Reviewed by Rod Liddle
Attend an evening with Andre Agassi
I met General Sir Mike Jackson once, at a dinner party. We hadn’t spoken at all by the time he leant across the table, fixed me with those strange jowly eyes and said: “One thing you should know. Gilligan’s a c***.” I politely demurred, in defence of my friend. This was in mid-2003, when Andrew Gilligan, the BBC Today programme reporter, had ruffled one or two government feathers, if you remember. Back then, Jackson, head of the British army, was very happy with how things were going in Iraq: bloody good war, bloody well done, bloody good show.
As this book makes clear, there are very few wars that Mike thinks aren’t a bloody good thing. Show him a lippy foreigner (in Saigon, Belgrade, Basra, wherever) and he’s got an unequivocal, nonverbal, answer: ka-boom. Politicians and the media get in the way sometimes and mess things up, but by and large a bit of heavy ordnance and a battalion of disciplined ruffians from Glasgow or Leeds or Liverpool will sort the thing out.
He still seems to think that invading Iraq was a good idea. He uses that increasingly fashionable get-out clause to excuse the appalling mess we’ve wrought in Iraq: ah, we should have planned more conscientiously for the aftermath. Yes indeed, mate – by not invading in the first place. Going to war was a strategic, political and military mistake, predicated upon a grotesque misunderstanding of the country, the region and of Islam.

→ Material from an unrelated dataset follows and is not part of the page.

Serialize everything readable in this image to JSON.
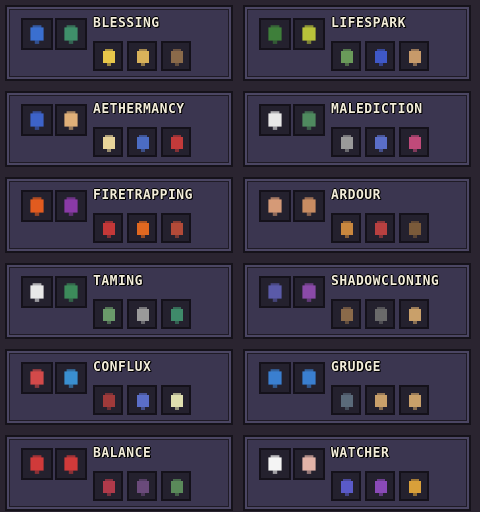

Jackson is, supposedly, a soldier’s soldier, whatever that means. Certainly, this memoir reads as if it has been dictated in the Naafi after several early-evening stiffeners. The clipped no-messing-about grammar, the primitive attempts at humour, the profusion of army slang and the interminable acronyms. We skip through his early career as a subaltern in the 1960s – a decade in which, it’s fair to say, he felt a little out of step with the zeitgeist. Men with long hair all over the place. Wearing strange clothes. All a bit leftish. But a bloody good war in Vietnam, at least – with Mike cheering frustratedly from the sidelines. America’s mistake in Vietnam was not sending in more troops: ka-boom. He had no objections, political or moral, to the war itself.
He was married youngish, but devotes to this relationship, which must have lasted at least eight years (he doesn’t tell us precisely), five lines, fewer than he affords to the description of the sort of rifle he used in Northern Ireland. He doesn’t even tell us the name of his first wife. Perhaps he’s forgotten it. Bloody bad show.
In Northern Ireland he was an adjutant to “1 Para”, renowned for their somewhat in-your-face style of policing in the province, something of which Mike thoroughly approved. And so it was that January 31, 1972 (Bloody Sunday) came to pass, with our hero in charge of liaising with the press. He was directly involved in the military action that resulted in the killing of 14 pro-Republican civilians; but his memory is a little stretched here, sadly. He seems to remember being fired at by some Republican sniper, but he can’t, if he’s honest, recall if he heard the shot at the time or heard about it later on the radio. That’s a big difference, isn’t it? Perhaps it was another ill-advised military adventure that has stored up trouble for Britain ever since, although this is not the conclusion at which Jackson arrives. He is, again, four square behind the army – perhaps that is what is meant when he is referred to as a soldier’s soldier; loyal, unquestioning.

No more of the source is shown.